Monday, November 14, 2011

Dear New Orleans,

This is a love letter to you.

I have been planning a trip for over 20 years to New Orleans. It was a place that I knew, deep inside me, was part of my soul, even having never been. It has been confirmed by a recent (finally!) visit. I am connected to this place somehow - I was before and am now so even more. I am sure of that.

I drove a straight shot down I-10 to the place that has been my siren's call, arriving to find all the stars were aligned just for me. Every little thing was perfect and seemed so just for my exact liking. It was like New Orleans opened it's big ol' arms to welcome me with the warmest of southern hugs. It wanted to show me how much I was welcome after so many years pining for it.

My room was a balcony room, overlooking a quaint French Quarter street - which I did not ask for nor pay for. I could see the horse drawn carriages clip-clopping by and hear the sound of the streets below. I could see the night lights of Louis Armstrong park by just turning my head to the right.

The weather was perfection - sunny and slightly chilly. The moon was bright and full. The French Quarter at night was nearly empty giving me a good view of it, plenty of walking room, a nearly empty Jackson Square, a seat right next to the flaming fountain at Pat O'Briens (hurricane!) and easy seating for food (red beans & rice!), and the famous Cafe du Monde (beignets!) It was surreal - like the city was mine.

On the photo excursions, I was lucky enough to see perfect skies, feel a softly kissing breeze as I drove through the Metairie cemetery.
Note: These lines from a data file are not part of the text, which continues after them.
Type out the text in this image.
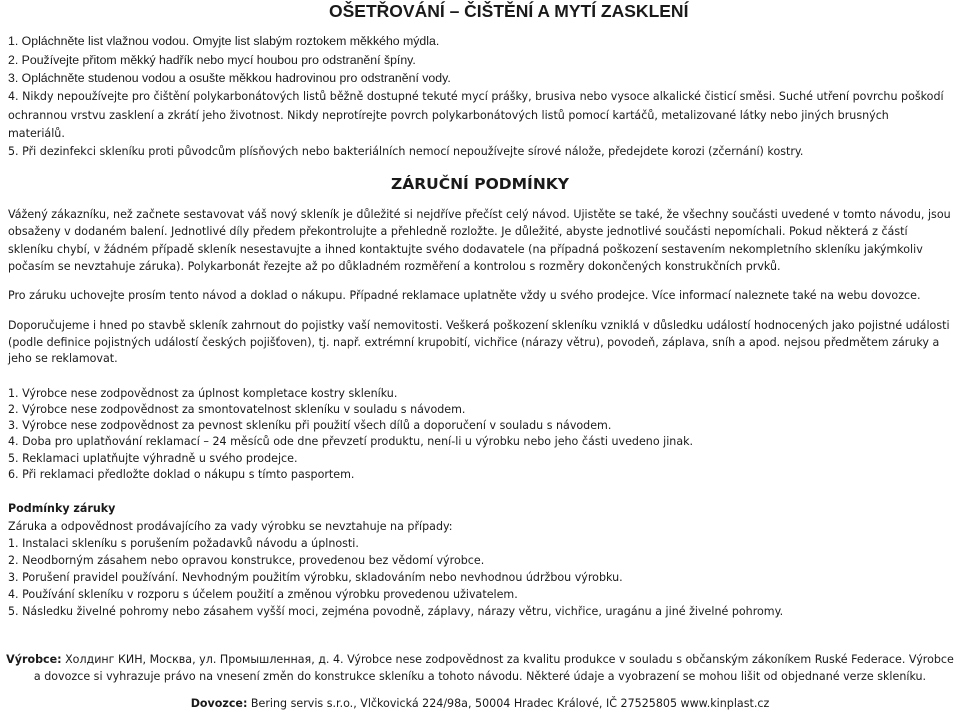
OŠETŘOVÁNÍ – ČIŠTĚNÍ A MYTÍ ZASKLENÍ
1. Opláchněte list vlažnou vodou. Omyjte list slabým roztokem měkkého mýdla.
2. Používejte přitom měkký hadřík nebo mycí houbou pro odstranění špíny.
3. Opláchněte studenou vodou a osušte měkkou hadrovinou pro odstranění vody.
4. Nikdy nepoužívejte pro čištění polykarbonátových listů běžně dostupné tekuté mycí prášky, brusiva nebo vysoce alkalické čisticí směsi. Suché utření povrchu poškodí
ochrannou vrstvu zasklení a zkrátí jeho životnost. Nikdy neprotírejte povrch polykarbonátových listů pomocí kartáčů, metalizované látky nebo jiných brusných
materiálů.
5. Při dezinfekci skleníku proti původcům plísňových nebo bakteriálních nemocí nepoužívejte sírové nálože, předejdete korozi (zčernání) kostry.
ZÁRUČNÍ PODMÍNKY
Vážený zákazníku, než začnete sestavovat váš nový skleník je důležité si nejdříve přečíst celý návod. Ujistěte se také, že všechny součásti uvedené v tomto návodu, jsou
obsaženy v dodaném balení. Jednotlivé díly předem překontrolujte a přehledně rozložte. Je důležité, abyste jednotlivé součásti nepomíchali. Pokud některá z částí
skleníku chybí, v žádném případě skleník nesestavujte a ihned kontaktujte svého dodavatele (na případná poškození sestavením nekompletního skleníku jakýmkoliv
počasím se nevztahuje záruka). Polykarbonát řezejte až po důkladném rozměření a kontrolou s rozměry dokončených konstrukčních prvků.
Pro záruku uchovejte prosím tento návod a doklad o nákupu. Případné reklamace uplatněte vždy u svého prodejce. Více informací naleznete také na webu dovozce.
Doporučujeme i hned po stavbě skleník zahrnout do pojistky vaší nemovitosti. Veškerá poškození skleníku vzniklá v důsledku událostí hodnocených jako pojistné události
(podle definice pojistných událostí českých pojišťoven), tj. např. extrémní krupobití, vichřice (nárazy větru), povodeň, záplava, sníh a apod. nejsou předmětem záruky a
jeho se reklamovat.
1. Výrobce nese zodpovědnost za úplnost kompletace kostry skleníku.
2. Výrobce nese zodpovědnost za smontovatelnost skleníku v souladu s návodem.
3. Výrobce nese zodpovědnost za pevnost skleníku při použití všech dílů a doporučení v souladu s návodem.
4. Doba pro uplatňování reklamací – 24 měsíců ode dne převzetí produktu, není-li u výrobku nebo jeho části uvedeno jinak.
5. Reklamaci uplatňujte výhradně u svého prodejce.
6. Při reklamaci předložte doklad o nákupu s tímto pasportem.
Podmínky záruky
Záruka a odpovědnost prodávajícího za vady výrobku se nevztahuje na případy:
1. Instalaci skleníku s porušením požadavků návodu a úplnosti.
2. Neodborným zásahem nebo opravou konstrukce, provedenou bez vědomí výrobce.
3. Porušení pravidel používání. Nevhodným použitím výrobku, skladováním nebo nevhodnou údržbou výrobku.
4. Používání skleníku v rozporu s účelem použití a změnou výrobku provedenou uživatelem.
5. Následku živelné pohromy nebo zásahem vyšší moci, zejména povodně, záplavy, nárazy větru, vichřice, uragánu a jiné živelné pohromy.
Výrobce: Холдинг КИН, Москва, ул. Промышленная, д. 4. Výrobce nese zodpovědnost za kvalitu produkce v souladu s občanským zákoníkem Ruské Federace. Výrobce
a dovozce si vyhrazuje právo na vnesení změn do konstrukce skleníku a tohoto návodu. Některé údaje a vyobrazení se mohou lišit od objednané verze skleníku.
Dovozce: Bering servis s.r.o., Vlčkovická 224/98a, 50004 Hradec Králové, IČ 27525805 www.kinplast.cz
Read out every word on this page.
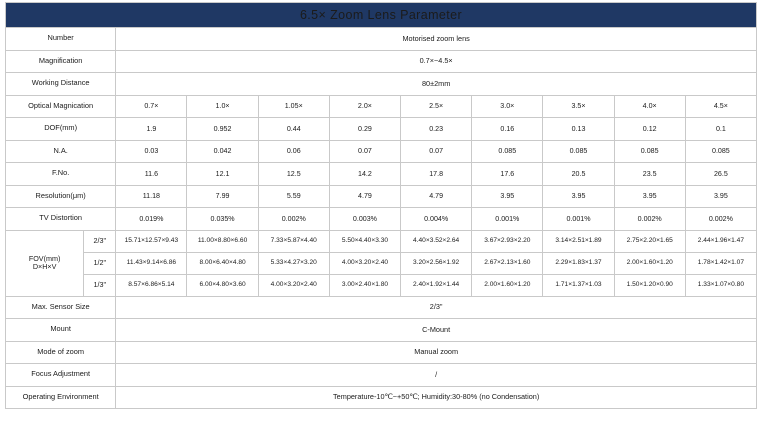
6.5× Zoom Lens Parameter										
Number		Motorised zoom lens								
Magnification		0.7×~4.5×								
Working Distance		80±2mm								
Optical Magnication		0.7×	1.0×	1.05×	2.0×	2.5×	3.0×	3.5×	4.0×	4.5×
DOF(mm)		1.9	0.952	0.44	0.29	0.23	0.16	0.13	0.12	0.1
N.A.		0.03	0.042	0.06	0.07	0.07	0.085	0.085	0.085	0.085
F.No.		11.6	12.1	12.5	14.2	17.8	17.6	20.5	23.5	26.5
Resolution(μm)		11.18	7.99	5.59	4.79	4.79	3.95	3.95	3.95	3.95
TV Distortion		0.019%	0.035%	0.002%	0.003%	0.004%	0.001%	0.001%	0.002%	0.002%

FOV(mm)
D×H×V	2/3"	15.71×12.57×9.43	11.00×8.80×6.60	7.33×5.87×4.40	5.50×4.40×3.30	4.40×3.52×2.64	3.67×2.93×2.20	3.14×2.51×1.89	2.75×2.20×1.65	2.44×1.96×1.47
	1/2"	11.43×9.14×6.86	8.00×6.40×4.80	5.33×4.27×3.20	4.00×3.20×2.40	3.20×2.56×1.92	2.67×2.13×1.60	2.29×1.83×1.37	2.00×1.60×1.20	1.78×1.42×1.07
	1/3"	8.57×6.86×5.14	6.00×4.80×3.60	4.00×3.20×2.40	3.00×2.40×1.80	2.40×1.92×1.44	2.00×1.60×1.20	1.71×1.37×1.03	1.50×1.20×0.90	1.33×1.07×0.80
Max. Sensor Size		2/3"								
Mount		C-Mount								
Mode of zoom		Manual zoom								
Focus Adjustment		/								
Operating Environment		Temperature-10℃~+50℃; Humidity:30-80% (no Condensation)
I stood in awe of the place - finding such beauty, strength and history there. And I talked to it like I always do - saying thanks to the place and its peoples. I believe - if you ask the world for something of a good heart - it replies. They gave me some lovely crows that played in my photos. I know it was a gift. The whole weekend was a gift to me. I believe this wholeheartedly.

Later I visited Cemetery One, making it an hour before it closed. Again, beautiful, crisp skies but now with hearty dramatic shadows. And Marie Laveau...in triplicate. It would not be complete without her.

The next day, I found myself walking the French Quarter in the early morning sun. It just glistens. Don't believe all those stories about how dirty it is. It is a sparkling jewel. As I walked looking at all the details, to the tip-tap of my boots, it was like someone was whispering to me - "Look at how that dormer leans" "Do you see that building - how askew it is? Original and like it was so long ago?" "Look at those lights - those doors." "Do you see that color and those markings?" A secret companion in my head telling me what to see. New Orleans. The French Quarter.

I tell this story of the place more than the cemeteries because it has touched a very deep place in me. Someone said to me "A friend told me last year that the city knows her children and calls some of us back again and again. It sounds like you're one of them." I have never heard anything so beautiful. I hope I am. I love this place so very much.